Wer den Querschnitt durch unsere Zeit macht, um den regierenden zeitgemäßen Frauentyp herauszukristallisieren, der glaubt ihn am besten zu fassen im Girl und in der Frauenrechtlerin. Und in Wirklichkeit ist die Frauenrechtlerin, sieht man sich nur die organisierten Verbände an, weißhaarig. Sie gehört in ihrem ganzen Gedankengang nicht in unsere Zeit. Das sporttreibende Girl aber ist eine Maske, hinter der sich oft eine tiefempfindende Frauenseele verbirgt. Die Frau von heute, die wesentlich ist, tritt wie zu allen Zeiten mit verschiedenem Äußeren, mit verschiedener Geste auf, aber alle verbindend ist – der vergangenen Frauengeneration konträr – ihre Problemlosigkeit, die erklärbar ist aus der kämpferischen Situation, in die jede Frau hineingesetzt wurde. Denn in Augenblicken, da der Mensch Tiefgehendes erlebt, hört für ihn die gedankliche Auseinandersetzung von Problemen auf, da philosophiert er nicht. – Ein Liebender liest keine Liebesromane, oder höchstens um seinem eigenen Lied zu lauschen, und kein Abenteurer liest Abenteuerromane. Er erlebt sie. Eine Frau, die schafft, die erlebt, wälzt keine Probleme über ihr Geschlecht und seine Möglichkeiten. – Daraus erklärt sich ihre heutige Problemlosigkeit. Denn sie ist wirklich unproblematisch im Gegensatz zur vergangenen Generation, die Vortrupp war für unser Geschlecht. Aus wohlsituierter Bürgerlichkeit heraus kamen alle jene Frauen, deren Namen wir mit verstehender und dankbarer Liebe als unsere Vorkämpferinnen nennen, mit denen uns heute aber weiterhin keine Bande des gemeinsamen Kampfes mehr verknüpfen. Noch einmal: aus wohlsituierter Bürgerlichkeit, die überwunden wurde, kamen jene Frauen, die das Votum der Blaustrümpfigkeit auf sich nahmen, die wie Berserker kämpften für das Kind, für die geistige Freiheit eintraten und sich und ihr Glück für diese Idee opferten. Die heutige wesentliche geistige Frau, von der hier nur die Rede sein kann, kämpft für alle diese Ideen nicht mehr, nicht weil diese Ideen restlos Erfüllung wurden, sondern weil das gedankliche Erbe ihrer Vorkämpferinnen schon eine Blutangelegenheit dieser heutigen Frau wurde. Sie lebt nicht mehr in Gedankenkonstruktionen der Idee, sondern sie erlebt ihre Idee.

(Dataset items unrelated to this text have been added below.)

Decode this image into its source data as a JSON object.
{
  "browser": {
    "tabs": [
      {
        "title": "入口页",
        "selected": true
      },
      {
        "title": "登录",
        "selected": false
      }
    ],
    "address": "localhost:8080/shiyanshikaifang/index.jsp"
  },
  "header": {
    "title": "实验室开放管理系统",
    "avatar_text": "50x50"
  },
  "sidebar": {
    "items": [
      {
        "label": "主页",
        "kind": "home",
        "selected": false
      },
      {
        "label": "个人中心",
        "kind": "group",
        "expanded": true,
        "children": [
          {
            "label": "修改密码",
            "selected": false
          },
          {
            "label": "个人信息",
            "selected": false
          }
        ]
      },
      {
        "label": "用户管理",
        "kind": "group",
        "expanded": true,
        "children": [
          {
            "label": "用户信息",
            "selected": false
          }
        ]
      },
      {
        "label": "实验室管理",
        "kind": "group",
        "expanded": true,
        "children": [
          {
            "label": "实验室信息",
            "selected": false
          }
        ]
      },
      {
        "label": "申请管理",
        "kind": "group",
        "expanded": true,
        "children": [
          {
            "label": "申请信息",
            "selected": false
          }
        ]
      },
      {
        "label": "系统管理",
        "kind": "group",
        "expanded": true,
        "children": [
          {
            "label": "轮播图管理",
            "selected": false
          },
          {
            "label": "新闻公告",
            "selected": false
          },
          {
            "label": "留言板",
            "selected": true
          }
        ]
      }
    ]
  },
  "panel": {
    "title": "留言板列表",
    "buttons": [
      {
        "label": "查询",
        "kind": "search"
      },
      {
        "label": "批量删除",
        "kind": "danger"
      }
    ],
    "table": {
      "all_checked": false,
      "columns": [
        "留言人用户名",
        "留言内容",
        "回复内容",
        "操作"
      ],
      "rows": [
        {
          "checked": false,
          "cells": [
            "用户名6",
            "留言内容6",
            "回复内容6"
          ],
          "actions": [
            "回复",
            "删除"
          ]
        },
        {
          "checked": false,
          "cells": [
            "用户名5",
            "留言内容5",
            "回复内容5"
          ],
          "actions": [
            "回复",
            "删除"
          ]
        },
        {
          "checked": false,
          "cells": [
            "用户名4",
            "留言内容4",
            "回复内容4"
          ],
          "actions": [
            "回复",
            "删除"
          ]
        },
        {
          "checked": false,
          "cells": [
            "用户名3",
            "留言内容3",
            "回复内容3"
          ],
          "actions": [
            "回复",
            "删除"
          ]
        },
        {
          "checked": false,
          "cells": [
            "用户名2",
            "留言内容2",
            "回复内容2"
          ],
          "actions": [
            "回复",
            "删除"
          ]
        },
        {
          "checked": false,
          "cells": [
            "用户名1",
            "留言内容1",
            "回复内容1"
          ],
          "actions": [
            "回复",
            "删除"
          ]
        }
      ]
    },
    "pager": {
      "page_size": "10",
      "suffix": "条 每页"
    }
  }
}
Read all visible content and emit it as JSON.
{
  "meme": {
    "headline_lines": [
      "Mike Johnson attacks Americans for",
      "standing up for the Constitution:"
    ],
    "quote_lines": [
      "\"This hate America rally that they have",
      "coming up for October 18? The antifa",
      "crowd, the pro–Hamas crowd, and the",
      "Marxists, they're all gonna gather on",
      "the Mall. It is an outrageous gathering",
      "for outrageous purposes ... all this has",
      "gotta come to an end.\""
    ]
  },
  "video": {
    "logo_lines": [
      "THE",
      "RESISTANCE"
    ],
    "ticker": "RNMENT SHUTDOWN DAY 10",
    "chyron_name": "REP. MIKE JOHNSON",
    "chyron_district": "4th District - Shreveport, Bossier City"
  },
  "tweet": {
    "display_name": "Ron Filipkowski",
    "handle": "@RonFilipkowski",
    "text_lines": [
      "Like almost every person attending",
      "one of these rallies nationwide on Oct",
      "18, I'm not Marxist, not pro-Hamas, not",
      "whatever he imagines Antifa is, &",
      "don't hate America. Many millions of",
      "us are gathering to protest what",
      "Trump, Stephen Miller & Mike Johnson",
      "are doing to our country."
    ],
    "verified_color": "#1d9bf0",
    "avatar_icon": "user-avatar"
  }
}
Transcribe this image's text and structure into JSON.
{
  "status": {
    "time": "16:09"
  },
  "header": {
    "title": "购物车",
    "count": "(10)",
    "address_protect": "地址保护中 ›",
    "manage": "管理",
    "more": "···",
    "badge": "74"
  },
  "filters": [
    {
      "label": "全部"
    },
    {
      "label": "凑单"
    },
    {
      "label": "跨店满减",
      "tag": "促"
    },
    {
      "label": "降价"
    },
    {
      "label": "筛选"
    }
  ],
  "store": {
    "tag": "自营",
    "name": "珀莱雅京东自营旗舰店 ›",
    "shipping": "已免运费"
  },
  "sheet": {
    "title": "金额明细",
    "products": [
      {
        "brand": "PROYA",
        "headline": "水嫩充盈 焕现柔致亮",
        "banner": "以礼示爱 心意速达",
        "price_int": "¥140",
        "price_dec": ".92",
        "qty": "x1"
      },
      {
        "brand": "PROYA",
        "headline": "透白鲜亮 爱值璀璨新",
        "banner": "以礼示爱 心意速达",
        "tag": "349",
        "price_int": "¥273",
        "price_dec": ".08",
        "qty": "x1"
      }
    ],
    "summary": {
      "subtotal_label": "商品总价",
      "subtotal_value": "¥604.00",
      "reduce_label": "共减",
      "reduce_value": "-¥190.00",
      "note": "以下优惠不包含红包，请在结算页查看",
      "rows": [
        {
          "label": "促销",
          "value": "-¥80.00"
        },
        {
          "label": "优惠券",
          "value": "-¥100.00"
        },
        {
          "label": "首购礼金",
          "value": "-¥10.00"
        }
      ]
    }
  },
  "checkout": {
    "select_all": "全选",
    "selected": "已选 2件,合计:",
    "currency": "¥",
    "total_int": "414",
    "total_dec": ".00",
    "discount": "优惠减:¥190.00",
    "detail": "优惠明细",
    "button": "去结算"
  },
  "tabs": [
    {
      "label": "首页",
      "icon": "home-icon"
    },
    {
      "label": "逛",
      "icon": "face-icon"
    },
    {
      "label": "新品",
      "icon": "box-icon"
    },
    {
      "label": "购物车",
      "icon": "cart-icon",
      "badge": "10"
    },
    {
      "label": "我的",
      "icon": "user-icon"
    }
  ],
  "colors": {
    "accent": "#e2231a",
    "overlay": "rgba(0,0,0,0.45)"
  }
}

Vielleicht ist dieses selbstbewußte, selbstverständliche, problemlose Tun nicht nur erklärbar aus dem sicheren Erbe vergangener Frauengenerationen, sondern noch mehr aus der alles zum Wanken gebrachten Kriegszeit, die alle Länder, ob beteiligt oder unbeteiligt, wach rüttelte. Das Leben des Wohlbehagens – das Leben, das auf Lebensversicherung eingestellt war – wurde vernichtet, und nur der Tapfere, der kräftig sein Gehirn auf diese wechselnden Kurse hier einstellte, oder der Phantast, dessen Blick auf die Sterne sich richtete, behielt einen klaren Kopf. Und diese Bindung: erdhaft und geistig – aus dieser Bindung entstand die wesentliche heutige Frau. Nach Shakespeare geben wir Menschen den Sinn. Nach ihm ist alles sinnlos rätselhaft, nur wir Menschen geben den Dingen den Sinn. Diese aus der Enge des fraulichen Seins herausgerissenen Wesen, die anscheinend ihren Grund verloren, sie gaben mit der Kraft ihrer Wurzeln, die überall Boden faßten, ihrem Dasein einen, nämlich ihren Sinn. Diese selbstverständliche Sinngebung des eigenen Lebens, das bedeutete die geistige Befreiung dieser Frauengeneration.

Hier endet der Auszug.